Anche la politica culturale fu improntata alla stessa volontà di controllo che veniva esercitata negli altri campi. Si servì della censura, vietò alle tipografia di stampare nulla senza il permesso delle autorità. Tuttavia, oltre a queste forme di repressione,  praticò anche il mecenatismo: grandi scrittori e artisti svolsero le loro opere sotto la protezione e l’incoraggiamento del re e contribuirono a dare alla corte di Luigi quello splendore che la fece oggetto di ammirazione in tutta Europa.

Il resto della Francia, a differenza della corte di Versailles, offriva uno spettacolo meno gaio.
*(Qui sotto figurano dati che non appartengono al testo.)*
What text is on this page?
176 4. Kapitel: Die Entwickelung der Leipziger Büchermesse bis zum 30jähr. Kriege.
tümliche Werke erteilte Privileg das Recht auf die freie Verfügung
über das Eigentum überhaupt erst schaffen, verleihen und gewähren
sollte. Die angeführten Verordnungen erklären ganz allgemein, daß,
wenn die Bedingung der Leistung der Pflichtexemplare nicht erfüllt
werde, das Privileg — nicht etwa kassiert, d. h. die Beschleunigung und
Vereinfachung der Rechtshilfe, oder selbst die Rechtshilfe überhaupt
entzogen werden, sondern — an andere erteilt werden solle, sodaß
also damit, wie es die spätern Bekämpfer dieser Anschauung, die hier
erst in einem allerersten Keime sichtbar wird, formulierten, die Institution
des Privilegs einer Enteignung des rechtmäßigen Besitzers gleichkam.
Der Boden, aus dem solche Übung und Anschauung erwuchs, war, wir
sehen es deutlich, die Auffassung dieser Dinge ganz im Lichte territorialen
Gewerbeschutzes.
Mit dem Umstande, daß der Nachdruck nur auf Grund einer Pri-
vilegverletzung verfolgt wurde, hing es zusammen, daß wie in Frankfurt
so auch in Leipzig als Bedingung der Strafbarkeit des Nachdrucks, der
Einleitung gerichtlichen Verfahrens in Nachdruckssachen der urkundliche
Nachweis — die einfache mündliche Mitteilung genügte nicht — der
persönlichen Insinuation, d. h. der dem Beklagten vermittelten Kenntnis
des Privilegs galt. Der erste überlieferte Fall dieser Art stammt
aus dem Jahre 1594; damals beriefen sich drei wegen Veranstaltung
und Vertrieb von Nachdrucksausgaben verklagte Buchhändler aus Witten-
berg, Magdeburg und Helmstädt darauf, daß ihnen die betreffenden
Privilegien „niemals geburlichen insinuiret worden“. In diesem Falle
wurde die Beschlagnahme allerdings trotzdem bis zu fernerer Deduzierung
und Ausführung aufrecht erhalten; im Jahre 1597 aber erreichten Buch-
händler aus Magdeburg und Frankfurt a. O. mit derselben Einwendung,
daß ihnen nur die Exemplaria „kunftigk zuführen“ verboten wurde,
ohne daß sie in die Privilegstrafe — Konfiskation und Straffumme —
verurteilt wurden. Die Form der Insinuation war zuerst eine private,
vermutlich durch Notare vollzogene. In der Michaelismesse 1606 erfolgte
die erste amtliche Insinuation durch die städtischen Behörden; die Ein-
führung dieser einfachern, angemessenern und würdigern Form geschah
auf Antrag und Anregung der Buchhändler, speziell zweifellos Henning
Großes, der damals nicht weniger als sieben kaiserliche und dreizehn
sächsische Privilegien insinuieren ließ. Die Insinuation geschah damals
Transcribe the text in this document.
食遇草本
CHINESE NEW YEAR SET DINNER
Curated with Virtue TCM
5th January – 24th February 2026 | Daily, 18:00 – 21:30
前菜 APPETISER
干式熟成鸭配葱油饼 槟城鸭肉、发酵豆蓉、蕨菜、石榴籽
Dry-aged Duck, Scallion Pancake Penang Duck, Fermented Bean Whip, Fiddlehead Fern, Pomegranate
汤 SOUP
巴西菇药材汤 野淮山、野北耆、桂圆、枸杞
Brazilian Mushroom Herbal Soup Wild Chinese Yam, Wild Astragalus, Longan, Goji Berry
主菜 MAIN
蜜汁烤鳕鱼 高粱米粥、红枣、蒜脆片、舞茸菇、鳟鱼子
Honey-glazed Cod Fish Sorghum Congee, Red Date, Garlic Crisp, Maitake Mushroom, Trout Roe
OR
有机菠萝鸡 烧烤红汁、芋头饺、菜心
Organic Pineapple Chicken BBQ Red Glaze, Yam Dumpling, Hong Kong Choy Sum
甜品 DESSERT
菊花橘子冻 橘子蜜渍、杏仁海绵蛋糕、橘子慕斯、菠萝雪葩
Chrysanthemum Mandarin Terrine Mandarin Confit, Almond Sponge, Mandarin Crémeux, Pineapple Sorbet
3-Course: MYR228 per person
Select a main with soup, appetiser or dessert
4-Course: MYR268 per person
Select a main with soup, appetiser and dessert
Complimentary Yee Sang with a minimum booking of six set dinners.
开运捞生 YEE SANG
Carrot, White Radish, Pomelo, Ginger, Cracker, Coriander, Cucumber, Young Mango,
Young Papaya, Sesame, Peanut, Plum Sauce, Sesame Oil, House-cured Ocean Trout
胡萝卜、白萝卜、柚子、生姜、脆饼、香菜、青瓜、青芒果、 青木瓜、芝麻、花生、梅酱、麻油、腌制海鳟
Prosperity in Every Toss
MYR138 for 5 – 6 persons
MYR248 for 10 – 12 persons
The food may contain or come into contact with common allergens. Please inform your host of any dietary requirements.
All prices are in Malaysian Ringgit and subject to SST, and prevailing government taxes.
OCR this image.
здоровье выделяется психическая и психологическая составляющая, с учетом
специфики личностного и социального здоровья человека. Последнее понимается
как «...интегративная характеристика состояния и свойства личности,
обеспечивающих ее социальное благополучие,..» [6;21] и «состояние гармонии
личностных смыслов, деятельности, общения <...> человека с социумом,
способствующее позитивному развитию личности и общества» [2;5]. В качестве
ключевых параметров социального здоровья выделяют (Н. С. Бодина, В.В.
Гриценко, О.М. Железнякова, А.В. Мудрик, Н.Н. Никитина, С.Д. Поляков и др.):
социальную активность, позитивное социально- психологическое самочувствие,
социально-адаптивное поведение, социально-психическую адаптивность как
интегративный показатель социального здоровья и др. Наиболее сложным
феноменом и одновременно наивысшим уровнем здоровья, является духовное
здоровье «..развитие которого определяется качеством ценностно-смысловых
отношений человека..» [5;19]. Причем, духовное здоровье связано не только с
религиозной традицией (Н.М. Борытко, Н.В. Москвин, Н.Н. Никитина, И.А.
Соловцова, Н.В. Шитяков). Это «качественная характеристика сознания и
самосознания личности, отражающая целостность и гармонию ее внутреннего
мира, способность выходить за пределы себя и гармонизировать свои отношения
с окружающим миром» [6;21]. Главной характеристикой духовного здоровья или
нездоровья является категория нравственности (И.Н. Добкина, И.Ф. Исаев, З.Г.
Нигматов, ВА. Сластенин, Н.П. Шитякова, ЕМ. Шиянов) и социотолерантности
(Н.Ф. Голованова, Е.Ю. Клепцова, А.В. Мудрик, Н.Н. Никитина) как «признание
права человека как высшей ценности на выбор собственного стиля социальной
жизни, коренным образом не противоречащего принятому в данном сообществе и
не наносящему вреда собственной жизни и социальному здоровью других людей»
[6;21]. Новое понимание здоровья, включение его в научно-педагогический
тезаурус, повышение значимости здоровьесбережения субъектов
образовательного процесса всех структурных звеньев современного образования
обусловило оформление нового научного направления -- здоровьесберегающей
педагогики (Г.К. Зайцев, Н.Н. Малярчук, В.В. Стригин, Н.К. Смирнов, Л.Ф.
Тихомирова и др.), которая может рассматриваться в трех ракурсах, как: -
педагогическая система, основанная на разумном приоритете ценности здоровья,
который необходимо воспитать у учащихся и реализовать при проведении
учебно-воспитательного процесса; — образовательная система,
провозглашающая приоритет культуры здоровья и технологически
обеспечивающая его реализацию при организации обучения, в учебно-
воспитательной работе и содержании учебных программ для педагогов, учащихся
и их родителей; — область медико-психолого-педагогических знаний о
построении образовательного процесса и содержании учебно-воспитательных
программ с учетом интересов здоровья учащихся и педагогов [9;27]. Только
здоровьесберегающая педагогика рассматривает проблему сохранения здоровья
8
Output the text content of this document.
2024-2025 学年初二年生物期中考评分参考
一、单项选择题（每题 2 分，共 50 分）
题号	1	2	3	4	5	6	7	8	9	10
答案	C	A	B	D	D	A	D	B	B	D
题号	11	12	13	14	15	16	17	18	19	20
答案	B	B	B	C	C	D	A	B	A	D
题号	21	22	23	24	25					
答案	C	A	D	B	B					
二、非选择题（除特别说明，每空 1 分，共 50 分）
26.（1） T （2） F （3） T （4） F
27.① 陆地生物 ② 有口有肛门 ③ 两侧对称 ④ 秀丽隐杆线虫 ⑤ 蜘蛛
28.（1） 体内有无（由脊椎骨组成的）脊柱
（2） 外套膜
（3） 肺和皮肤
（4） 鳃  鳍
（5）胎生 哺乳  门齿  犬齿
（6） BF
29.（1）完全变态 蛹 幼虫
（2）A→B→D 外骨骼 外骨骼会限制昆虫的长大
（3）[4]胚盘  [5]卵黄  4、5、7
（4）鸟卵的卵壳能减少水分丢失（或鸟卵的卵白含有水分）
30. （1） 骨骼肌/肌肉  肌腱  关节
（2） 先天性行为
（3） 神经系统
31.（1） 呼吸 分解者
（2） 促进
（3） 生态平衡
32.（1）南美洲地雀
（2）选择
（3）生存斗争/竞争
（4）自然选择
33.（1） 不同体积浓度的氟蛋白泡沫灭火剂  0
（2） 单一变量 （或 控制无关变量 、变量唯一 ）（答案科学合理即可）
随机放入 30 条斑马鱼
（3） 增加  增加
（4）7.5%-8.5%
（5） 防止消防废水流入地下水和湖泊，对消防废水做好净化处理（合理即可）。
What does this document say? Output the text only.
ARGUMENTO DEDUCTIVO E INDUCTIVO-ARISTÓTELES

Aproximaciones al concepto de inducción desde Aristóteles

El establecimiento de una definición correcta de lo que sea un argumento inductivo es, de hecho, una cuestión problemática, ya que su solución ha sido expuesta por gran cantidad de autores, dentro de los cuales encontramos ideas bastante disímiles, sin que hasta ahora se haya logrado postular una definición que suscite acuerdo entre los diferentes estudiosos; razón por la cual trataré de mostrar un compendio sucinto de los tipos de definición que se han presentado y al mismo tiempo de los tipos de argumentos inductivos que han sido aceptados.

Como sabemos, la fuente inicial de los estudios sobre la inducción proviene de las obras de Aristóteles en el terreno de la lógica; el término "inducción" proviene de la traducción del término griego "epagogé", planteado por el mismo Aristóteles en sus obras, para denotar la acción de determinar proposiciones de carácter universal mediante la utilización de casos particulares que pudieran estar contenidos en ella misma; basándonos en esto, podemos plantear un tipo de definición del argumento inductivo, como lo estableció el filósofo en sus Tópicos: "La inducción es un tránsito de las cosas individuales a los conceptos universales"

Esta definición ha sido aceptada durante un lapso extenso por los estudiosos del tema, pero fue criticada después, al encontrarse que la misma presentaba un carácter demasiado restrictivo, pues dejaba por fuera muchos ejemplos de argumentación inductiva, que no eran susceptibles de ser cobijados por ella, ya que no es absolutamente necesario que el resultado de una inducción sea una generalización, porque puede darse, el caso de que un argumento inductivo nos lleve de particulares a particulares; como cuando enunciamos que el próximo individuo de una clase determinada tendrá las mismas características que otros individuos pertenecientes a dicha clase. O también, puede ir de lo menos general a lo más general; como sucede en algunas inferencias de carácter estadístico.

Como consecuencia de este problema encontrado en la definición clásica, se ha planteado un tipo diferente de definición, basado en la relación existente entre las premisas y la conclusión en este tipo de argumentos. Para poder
Sul popolo gravava sempre più il peso delle tasse, che erano state aumentate dalle esigenze della corte e dalle spese di guerra. Luigi XIV si preoccupò di promuovere lo sviluppo economico per colmare, almeno in parte, le fratture sociali. Il re affidò poteri in campo economico al ministro Colbert. Questi attuò  la politica del mercantilismo[1], che aveva lo scopo di aumentare le entrate statali per far fronte alle spese di corte e ai costi della politica coloniale e delle interminabili guerre. L’accento fu posto, pertanto, sullo sviluppo manifatturiero e sull’espansione commerciale. Furono create manifatture reali, come quella degli arazzi, dei mobili, delle carrozze, degli specchi, delle porcellane. Furono concessi prestiti e fu incoraggiata l’immigrazione di manodopera specializzata. Per favorire le manifatture francesi, fu istituita una tariffa doganale che attraverso dazi elevatissimi scoraggiava l’importazione e quindi l’acquisto di manufatti stranieri. Infine, furono incoraggiate la nascita di compagnie commerciali, che avevano il compito di trasportare materie prime dalle colonie francesi.

 

  • La politica religiosa di Luigi XIV.

La logica dell’assolutismo, che portava il re ad imporsi su nobili e popolo, non poteva non investire anche il clero. Le idee di Luigi erano anche a questo proposito chiare: il clero, come tutte le altre classi sociali, doveva essere subordinato al sovrano; pertanto il re doveva poter controllare il patrimonio ecclesiastico. Inoltre egli era convinto che uno Stato non è forte se al suo interno convivono diverse concezioni religiose. Quest’ultimo problema fu affrontato in maniera radicale. Si cominciò con gli alloggiamenti di corpi dell’esercito nelle case dei protestanti (un sistema usato per castigare i ribelli) e si proseguì con le conversioni forzate. Infine con l’editto di Fontainebleau fu revocato l’editto di Nantes e fu ordinata l’espulsione degli ugonotti dalla Francia (1685).

 

  • Le guerre di Luigi XIV e l’egemonia francese in Europa.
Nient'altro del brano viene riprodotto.